Impact of Residual Transmit RF Impairments on Training-Based MIMO Systems

TL;DR

This paper investigates how residual transmit RF impairments affect training-based MIMO systems, revealing their impact on channel estimation, optimal training length, and achievable rate, which were previously overlooked in research.

Contribution

It introduces a new channel estimator accounting for residual RF impairments and analyzes their effects on training length and system performance in MIMO systems.

Findings

Residual RF impairments cause an irreducible estimation error floor.

Optimal training length can exceed the number of transmit antennas in the presence of impairments.

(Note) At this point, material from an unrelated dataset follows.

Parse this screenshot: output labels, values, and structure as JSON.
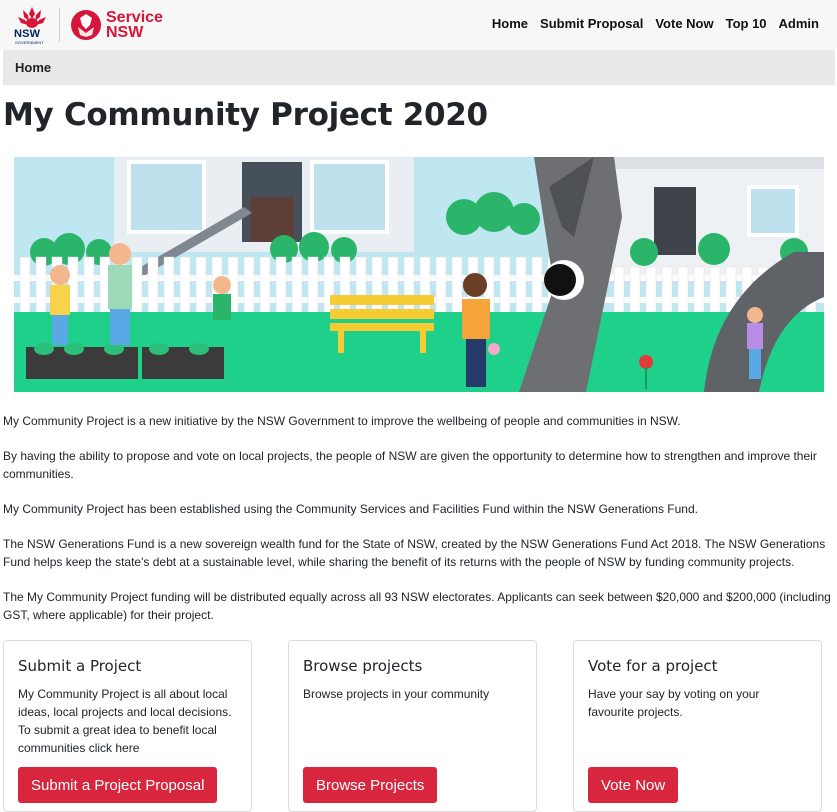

More training is required at high SNRs with residual impairments.

Abstract

Radio-frequency (RF) impairments, that exist intimately in wireless communications systems, can severely degrade the performance of traditional multiple-input multiple-output (MIMO) systems. Although compensation schemes can cancel out part of these RF impairments, there still remains a certain amount of impairments. These residual impairments have fundamental impact on the MIMO system performance. However, most of the previous works have neglected this factor. In this paper, a training-based MIMO system with residual transmit RF impairments (RTRI) is considered. In particular, we derive a new channel estimator for the proposed model, and find that RTRI can create an irreducible estimation error floor. Moreover, we show that, in the presence of RTRI, the optimal training sequence length can be larger than the number of transmit antennas, especially in the low and high signal-to-noise ratio (SNR) regimes. An increase in the proposed approximated achievable rate is also observed by adopting the optimal training sequence length. When the training and data symbol powers are required to be equal, we demonstrate that, at high SNRs, systems with RTRI demand more training, whereas at low SNRs, such demands are nearly the same for all practical levels of RTRI.